NTT’s shares fell 2.7 percent ahead of the announcement, which was made after markets closed. DoCoMo’s shares were suspended from trading. Share prices for other NTT subsidiaries surged ahead of the announcement.
NTT DoCoMo is Japan’s largest mobile carrier, with more than 70 million subscribers. It was founded in 1992. According to its website, it holds a 44.2 percent market share compared with the 32 percent share held by KDDI’s au brand. SoftBank is third ranked, with a nearly 24 percent share.
Although DoCoMo is the market leader, its profits have been eroding, a factor that helped drive the decision to consolidate.
Sawada said there was no direct link between the buyout and cutting mobile subscription prices.
“However, by doing this, DoCoMo will get stronger. That’s why we are doing this. As the result of this, we could build a stable foundation which apparently could give us power to decrease the price,” he said.
The NTT buy out is the biggest ever in Japan and one of the largest worldwide.

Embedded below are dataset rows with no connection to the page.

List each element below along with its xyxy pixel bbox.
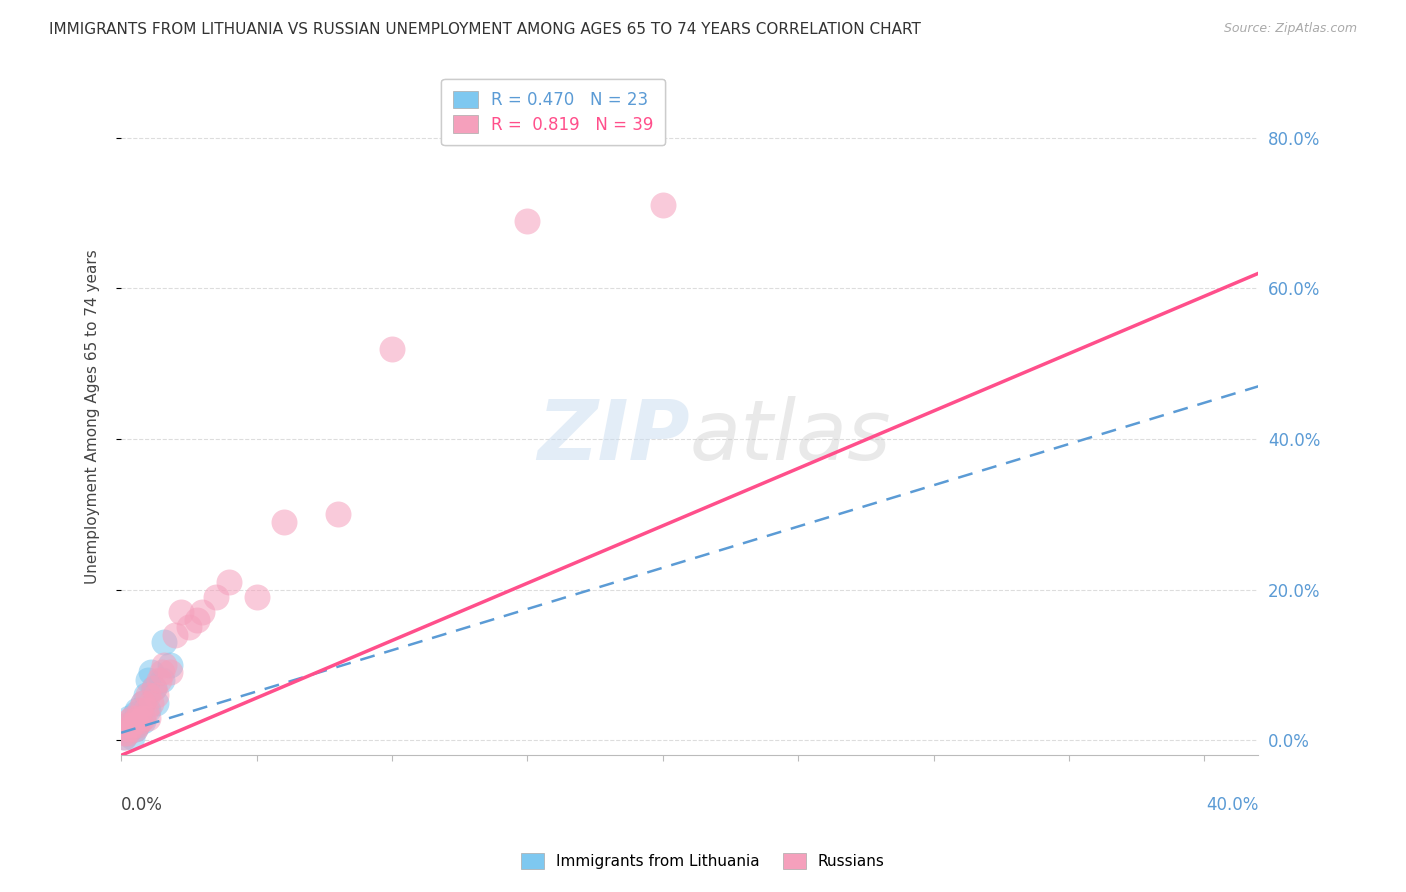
Y-axis label: Unemployment Among Ages 65 to 74 years: Unemployment Among Ages 65 to 74 years [86,249,100,583]
Text: atlas: atlas [690,396,891,477]
Point [124,714,146,729]
Point [136,688,159,702]
Point [132,711,155,725]
Point [127,718,149,732]
Point [124,722,146,736]
Point [205,590,228,604]
Point [139,696,162,710]
Point [381,342,404,356]
Point [121,730,143,744]
Point [127,718,149,732]
Text: IMMIGRANTS FROM LITHUANIA VS RUSSIAN UNEMPLOYMENT AMONG AGES 65 TO 74 YEARS CORR: IMMIGRANTS FROM LITHUANIA VS RUSSIAN UNE… [49,22,921,37]
Point [112,730,135,744]
Point [124,706,146,721]
Point [245,590,267,604]
Point [145,696,167,710]
Point [129,714,152,729]
Point [132,714,155,729]
Point [121,711,143,725]
Point [165,628,187,642]
Point [115,725,138,739]
Point [127,703,149,717]
Point [134,703,156,717]
Point [115,718,138,732]
Point [153,635,176,649]
Point [159,665,181,680]
Point [139,665,162,680]
Point [136,703,159,717]
Point [132,696,155,710]
Point [142,681,165,695]
Point [118,722,141,736]
Point [516,213,538,227]
Text: 40.0%: 40.0% [1206,796,1258,814]
Point [112,725,135,739]
Point [159,657,181,672]
Point [150,673,173,687]
Legend: R = 0.470   N = 23, R =  0.819   N = 39: R = 0.470 N = 23, R = 0.819 N = 39 [441,79,665,145]
Point [273,515,295,529]
Point [177,620,200,634]
Point [134,688,156,702]
Legend: Immigrants from Lithuania, Russians: Immigrants from Lithuania, Russians [515,847,891,875]
Point [129,703,152,717]
Point [651,198,673,212]
Point [170,605,193,619]
Point [186,613,208,627]
Point [127,711,149,725]
Point [136,673,159,687]
Point [115,718,138,732]
Point [142,681,165,695]
Point [124,722,146,736]
Point [118,714,141,729]
Point [148,673,170,687]
Point [121,718,143,732]
Point [136,711,159,725]
Point [112,730,135,744]
Text: ZIP: ZIP [537,396,690,477]
Point [218,575,240,590]
Point [118,722,141,736]
Point [150,665,173,680]
Text: Source: ZipAtlas.com: Source: ZipAtlas.com [1223,22,1357,36]
Text: 0.0%: 0.0% [121,796,163,814]
Point [118,711,141,725]
Point [326,508,349,522]
Point [115,725,138,739]
Point [153,657,176,672]
Point [145,688,167,702]
Point [191,605,214,619]
Point [132,696,155,710]
Point [129,711,152,725]
Point [121,718,143,732]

The biggest so far was the $48 billion acquisition of Dallas, Texas-based energy utility TXU Corp., now known as Energy Future Holdings, by Kohlberg Kravis Roberts, the Texas Pacific Group and Goldman Sachs Capital Partners in 2007.
A trend toward such deals appears to be gathering pace, as Japanese companies sitting on big cash piles adjust their business strategies in a time of growing uncertainty.

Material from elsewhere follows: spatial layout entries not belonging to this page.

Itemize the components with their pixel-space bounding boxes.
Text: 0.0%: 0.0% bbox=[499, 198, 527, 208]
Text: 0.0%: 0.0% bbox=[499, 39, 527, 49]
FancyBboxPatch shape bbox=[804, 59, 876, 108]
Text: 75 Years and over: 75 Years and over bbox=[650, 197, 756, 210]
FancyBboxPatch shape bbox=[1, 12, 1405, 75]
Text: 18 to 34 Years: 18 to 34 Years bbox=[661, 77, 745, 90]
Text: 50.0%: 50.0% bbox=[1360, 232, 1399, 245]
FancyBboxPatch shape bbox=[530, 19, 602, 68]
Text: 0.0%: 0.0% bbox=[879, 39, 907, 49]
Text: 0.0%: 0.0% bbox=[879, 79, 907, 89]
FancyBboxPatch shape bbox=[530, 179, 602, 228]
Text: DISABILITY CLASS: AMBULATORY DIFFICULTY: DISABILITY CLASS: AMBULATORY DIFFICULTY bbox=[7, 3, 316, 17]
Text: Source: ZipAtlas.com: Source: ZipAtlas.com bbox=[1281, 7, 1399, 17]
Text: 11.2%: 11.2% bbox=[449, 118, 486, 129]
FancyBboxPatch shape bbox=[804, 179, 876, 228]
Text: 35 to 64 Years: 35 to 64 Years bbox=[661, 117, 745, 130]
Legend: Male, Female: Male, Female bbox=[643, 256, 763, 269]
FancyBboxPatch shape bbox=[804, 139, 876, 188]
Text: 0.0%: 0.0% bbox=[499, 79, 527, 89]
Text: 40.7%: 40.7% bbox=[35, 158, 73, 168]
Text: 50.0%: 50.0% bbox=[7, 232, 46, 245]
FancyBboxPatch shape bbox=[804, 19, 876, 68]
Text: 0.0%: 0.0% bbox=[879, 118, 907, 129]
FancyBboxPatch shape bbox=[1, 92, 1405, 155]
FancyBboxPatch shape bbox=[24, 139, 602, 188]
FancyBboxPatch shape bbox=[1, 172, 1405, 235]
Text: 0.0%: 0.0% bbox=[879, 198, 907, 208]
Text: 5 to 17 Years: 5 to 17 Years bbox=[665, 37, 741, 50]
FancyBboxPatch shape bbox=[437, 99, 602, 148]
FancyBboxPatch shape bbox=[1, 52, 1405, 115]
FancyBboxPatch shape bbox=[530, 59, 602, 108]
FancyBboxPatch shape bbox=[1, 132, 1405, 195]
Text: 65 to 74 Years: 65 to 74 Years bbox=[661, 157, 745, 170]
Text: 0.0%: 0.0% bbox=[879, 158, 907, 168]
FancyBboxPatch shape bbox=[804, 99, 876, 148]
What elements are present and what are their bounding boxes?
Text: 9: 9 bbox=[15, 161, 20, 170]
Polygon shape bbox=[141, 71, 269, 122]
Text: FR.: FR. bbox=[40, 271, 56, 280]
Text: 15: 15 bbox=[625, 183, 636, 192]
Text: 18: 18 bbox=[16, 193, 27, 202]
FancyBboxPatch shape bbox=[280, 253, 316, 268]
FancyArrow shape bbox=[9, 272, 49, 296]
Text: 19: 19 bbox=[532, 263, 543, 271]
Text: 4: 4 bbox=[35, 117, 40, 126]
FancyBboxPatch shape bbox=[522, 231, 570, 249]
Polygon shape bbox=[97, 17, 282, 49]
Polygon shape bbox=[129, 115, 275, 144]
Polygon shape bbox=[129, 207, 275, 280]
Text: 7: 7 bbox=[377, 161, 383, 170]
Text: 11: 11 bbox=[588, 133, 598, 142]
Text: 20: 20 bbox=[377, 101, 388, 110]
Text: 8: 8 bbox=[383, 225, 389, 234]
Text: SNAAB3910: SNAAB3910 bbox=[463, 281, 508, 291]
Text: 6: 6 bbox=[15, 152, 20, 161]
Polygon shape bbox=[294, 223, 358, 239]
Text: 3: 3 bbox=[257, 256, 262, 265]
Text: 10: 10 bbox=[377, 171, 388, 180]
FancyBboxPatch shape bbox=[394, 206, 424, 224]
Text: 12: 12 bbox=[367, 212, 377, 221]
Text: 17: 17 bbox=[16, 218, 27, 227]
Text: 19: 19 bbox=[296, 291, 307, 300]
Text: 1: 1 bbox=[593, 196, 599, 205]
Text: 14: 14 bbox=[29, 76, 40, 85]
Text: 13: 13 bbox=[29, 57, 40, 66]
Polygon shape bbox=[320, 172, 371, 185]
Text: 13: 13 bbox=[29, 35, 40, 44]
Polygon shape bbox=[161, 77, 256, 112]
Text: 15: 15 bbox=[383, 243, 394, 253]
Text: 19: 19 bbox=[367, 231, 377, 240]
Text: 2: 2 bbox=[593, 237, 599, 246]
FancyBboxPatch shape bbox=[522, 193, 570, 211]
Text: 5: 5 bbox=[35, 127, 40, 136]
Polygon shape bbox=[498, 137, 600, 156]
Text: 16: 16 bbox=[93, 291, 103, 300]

NTT traces its roots to 1869, the early days of the telegraph in Japan. Founded in 1952 as the government phone utility, it was privatized in 1987. The company has expanded its network services as its fixed line business has been largely supplanted by mobile phones, at least for individual users.
Japan’s mobile phone rates are on average about half the costs charged in the US and much lower than in Canada and South Korea, according to a study by telecoms services research firm cable.co.uk.
At about $3.90 for 1 gigabyte (1G) of mobile data, however, costs in Japan are far higher than in many European and Asian countries, such as China, where 1G cost 61 cents and India, where the cost was only 9 cents.